BYU football notebook: Cougars have to be smart about mixing fun with game preparation
Mark A. Philbrick, BYU
HONOLULU — For BYU coach Bronco Mendenhall, this is a place he likes to go to relax and get away from football.
The Cougars arrived here Wednesday night, and while Mendenhall is focused on Saturday's game against Hawaii, he couldn't help but check out the conditions for one of his favorite pastimes — surfing.
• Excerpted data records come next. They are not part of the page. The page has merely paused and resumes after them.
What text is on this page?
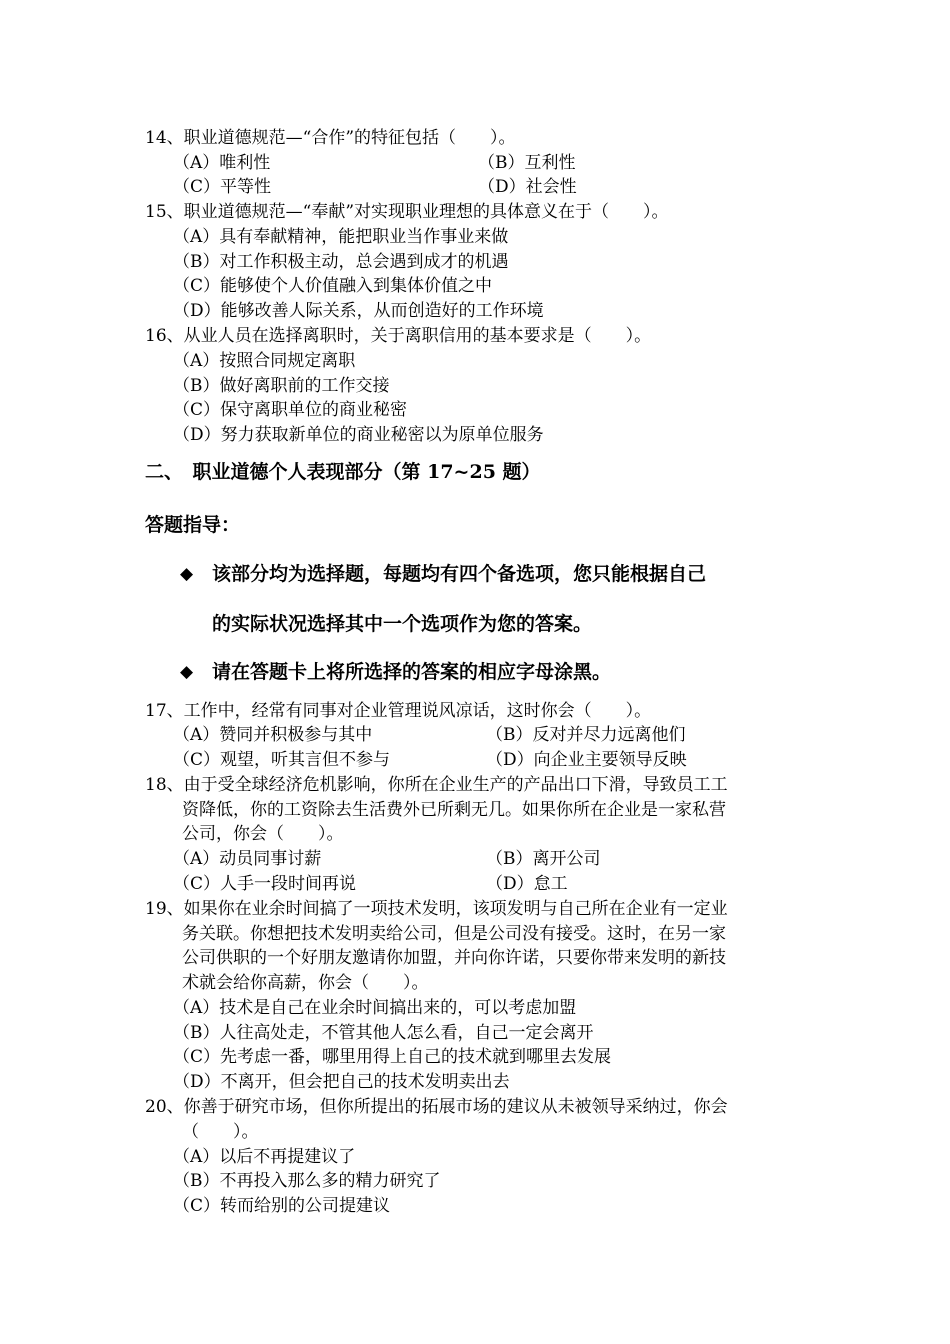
14、职业道德规范—“合作”的特征包括（　　）。
（A）唯利性	（B）互利性
（C）平等性	（D）社会性
15、职业道德规范—“奉献”对实现职业理想的具体意义在于（　　）。
（A）具有奉献精神，能把职业当作事业来做
（B）对工作积极主动，总会遇到成才的机遇
（C）能够使个人价值融入到集体价值之中
（D）能够改善人际关系，从而创造好的工作环境
16、从业人员在选择离职时，关于离职信用的基本要求是（　　）。
（A）按照合同规定离职
（B）做好离职前的工作交接
（C）保守离职单位的商业秘密
（D）努力获取新单位的商业秘密以为原单位服务
二、　职业道德个人表现部分（第 17~25 题）
答题指导：
◆ 该部分均为选择题，每题均有四个备选项，您只能根据自己
的实际状况选择其中一个选项作为您的答案。
◆ 请在答题卡上将所选择的答案的相应字母涂黑。
17、工作中，经常有同事对企业管理说风凉话，这时你会（　　）。
（A）赞同并积极参与其中	（B）反对并尽力远离他们
（C）观望，听其言但不参与	（D）向企业主要领导反映
18、由于受全球经济危机影响，你所在企业生产的产品出口下滑，导致员工工
资降低，你的工资除去生活费外已所剩无几。如果你所在企业是一家私营
公司，你会（　　）。
（A）动员同事讨薪	（B）离开公司
（C）人手一段时间再说	（D）怠工
19、如果你在业余时间搞了一项技术发明，该项发明与自己所在企业有一定业
务关联。你想把技术发明卖给公司，但是公司没有接受。这时，在另一家
公司供职的一个好朋友邀请你加盟，并向你许诺，只要你带来发明的新技
术就会给你高薪，你会（　　）。
（A）技术是自己在业余时间搞出来的，可以考虑加盟
（B）人往高处走，不管其他人怎么看，自己一定会离开
（C）先考虑一番，哪里用得上自己的技术就到哪里去发展
（D）不离开，但会把自己的技术发明卖出去
20、你善于研究市场，但你所提出的拓展市场的建议从未被领导采纳过，你会
（　　）。
（A）以后不再提建议了
（B）不再投入那么多的精力研究了
（C）转而给别的公司提建议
"I checked the surf report and it's supposed to be good. So if I'm not at the game, you'll know what's happened," he joked this week. "When you go to Hawaii, it's a vacation destination. The weather's nice and there's the ocean right there. It's natural, unless you frame it to your team that there are times to focus on playing and times to focus on fun, then having clear delineations in between. The practice model going through the week will set the tone for what we expect on Saturday. That's the best way I know how to handle it. The maturity of the players will come into play. Some will have a harder time than others."
The Cougars practiced hard in Provo before arriving in Honolulu. Mendenhall is allowing his players a chance to take in the sights on Thursday. BYU is scheduled to hold a practice as well.
"I heard there's going to be some waves, so maybe I'll catch some, if I'm allowed to," said tight end Kaneakua Friel, a native of Hawaii. "We'll have some time to go to the beach, but the most important thing is that we're ready to play."
Legendary BYU coach LaVell Edwards knows all about the potential pitfalls associated with taking a football team to Hawaii.
"It's a mixed bag going over there," said Edwards, who posted an 11-4 record at Aloha Stadium against the Warriors in his 29 seasons at the helm. "It's a great place to go and a tough place to take a team because there are so many distractions over there. You just have to let the guys enjoy it, then hopefully keep them focused on the ballgame. That becomes the issue."
Senior defensive lineman Simote Vea, who is from Hau'ula, Hawaii, acknowledged that it will be tough for some players to focus on football.
"It's a vacation spot. That's another thing we have to deal with," he said. "I don't think I'll be as distracted because for me, that's home. But I can see how a lot of the team will be excited to be there for the first time, seeing the beaches. Ultimately, we're there to play football."
The Cougars are staying at the luxurious JW Marriott Ihilani Ko Olina Resort & Spa.
A CHANCE TO COME HOME: BYU will be coming to Honolulu often over the next decade to play Hawaii, a fact that doesn't hurt recruiting efforts.
"If a young man comes here for four seasons, to have the chance to go home twice and see his family see him play, I think that's a big deal," Mendenhall said. "It's also been part the strategic plan you'll see going forward of different destinations we'll play to try to open up recruiting areas through exposure."
NO ON NO. 13: The NCAA grants teams that play in Hawaii an extra regular season game to recoup some of the travel costs. But BYU opted not to play a 13th contest this season, and it's not because Mendenhall is superstitious.
"That part, I'm on the fence with. Thirteen games is a lot," Mendenhall said. "Then to play a 14th as a bowl game, I guess it depends on the financial circumstances of your program. Man, by the time you get to 13, you're about ready to call it good, I think."